C'était il y a un an et demi, le livre Un président ne devrait pas dire ça amorçait la chute médiatique de François Hollande. Invités de Village médias jeudi, pour évoquer notamment leur nouvelle méthode pour enseigner l'enquête aux étudiants en journalisme, les auteurs Gérard Davet et Fabrice Lhomme, reviennent sur leur ouvrage, au moment où François Hollande truste les librairies avec son propre récapitulatif de son quinquennat : Les Leçons du pouvoir.

Le titre, pomme de discorde avec François Hollande. "Je suis en train de le lire, c'est un ouvrage très complémentaire du livre qu'on avait pu faire sur sa présidence", glisse Fabrice Lhomme. "C'est une vision un peu idéalisée de son propre mandat, mais c'est moins langue de bois que ce qu'on aurait pu penser". "C'est sûrement l'une des raisons de son succès", avance le journaliste. En pleine promotion pour son propre livre, l'ancien président a confié qu'il n'en voulait pas aux deux journalistes pour l'impact d'Un président ne devrait pas dire ça, mais qu'il n'aimait pas le titre de l'ouvrage. "Il fait semblant de ne pas le comprendre", lance Gérard Davet.

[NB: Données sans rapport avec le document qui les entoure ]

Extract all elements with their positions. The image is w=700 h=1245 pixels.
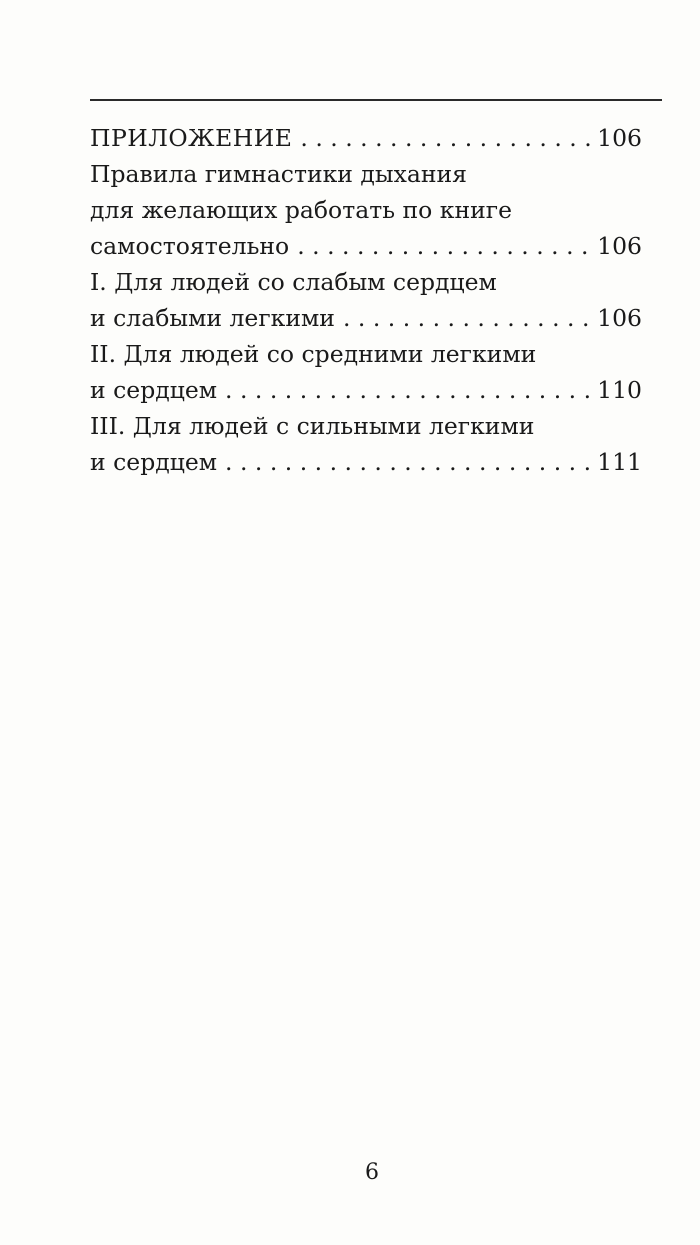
toc-entry-title: II. Для людей со средними легкими [90, 340, 537, 368]
toc-entry-title: I. Для людей со слабым сердцем [90, 268, 497, 296]
toc-entry-title: и сердцем [90, 448, 218, 476]
toc-leader-dots [297, 228, 594, 264]
toc-entry-line [90, 264, 642, 300]
toc-leader-dots [225, 372, 594, 408]
page-number: 6 [365, 1160, 379, 1185]
toc-entry-title: для желающих работать по книге [90, 196, 512, 224]
toc-leader-dots [343, 300, 594, 336]
toc-leader-dots [300, 120, 594, 156]
toc-entry-page: 111 [597, 448, 642, 476]
toc-entry-medium[interactable] [90, 372, 642, 408]
toc-leader-dots [225, 444, 594, 480]
toc-entry-appendix[interactable] [90, 120, 642, 156]
toc-entry-page: 106 [597, 232, 642, 260]
toc-entry-title: III. Для людей с сильными легкими [90, 412, 535, 440]
table-of-contents [90, 120, 642, 480]
toc-entry-line [90, 336, 642, 372]
toc-entry-page: 106 [597, 304, 642, 332]
toc-entry-title: самостоятельно [90, 232, 290, 260]
toc-entry-line [90, 408, 642, 444]
toc-entry-title: Правила гимнастики дыхания [90, 160, 468, 188]
header-rule [90, 99, 662, 101]
toc-entry-line [90, 156, 642, 192]
toc-entry-page: 110 [597, 376, 642, 404]
toc-entry-title: ПРИЛОЖЕНИЕ [90, 124, 293, 152]
toc-entry-page: 106 [597, 124, 642, 152]
toc-entry-line [90, 192, 642, 228]
toc-entry-title: и сердцем [90, 376, 218, 404]
toc-entry-weak[interactable] [90, 300, 642, 336]
toc-entry-title: и слабыми легкими [90, 304, 335, 332]
toc-entry-breathing-rules[interactable] [90, 228, 642, 264]
toc-entry-strong[interactable] [90, 444, 642, 480]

"Il se trouve que je suis président". "On a mis longtemps à revoir François Hollande parce qu'il était fâché", révèle Gérard Davet. "Mais on lui a expliqué que ce titre, c'est lui qui l'a inventé : c'est lui qui nous avait dit 'je sais qu'un président ne devrait pas dire ça' quand il se hasardait à nous dire des choses qui sortaient des sentiers battus. Donc ce titre, c'est lui." "On avait un autre titre possible en tête", révèle de son côté Fabrice Lhomme au micro d'Europe 1. "C'était une autre phrase de François Hollande : 'il se trouve que je suis président'. On trouvait cette formulation révélatrice". "Finalement, il a peut-être échappé au pire", glisse-t-il dans un rire. 

Pas une confidence. Pour écrire un tel ouvrage, Gérard Davet et Fabrice Lhomme ont dû suivre François Hollande tout au long de son quinquennat. Les deux journalistes voyaient le président, une fois par mois, au sein de la rédaction du Monde. "Professionnellement c'était compliqué", avoue Gérard Davet. "Il fallait trouver le moyen de le sortir de sa zone de confort qui était l'Elysée. Donc on l'a poussé dans sa zone d'inconfort en le faisant venir chez nous pour l'interroger", détaille-t-il. "Mais il y avait des règles précises avec des magnétophones qui enregistraient tout". "François Hollande le savait pertinemment. Ce n'était pas une confidence, c'était une interview".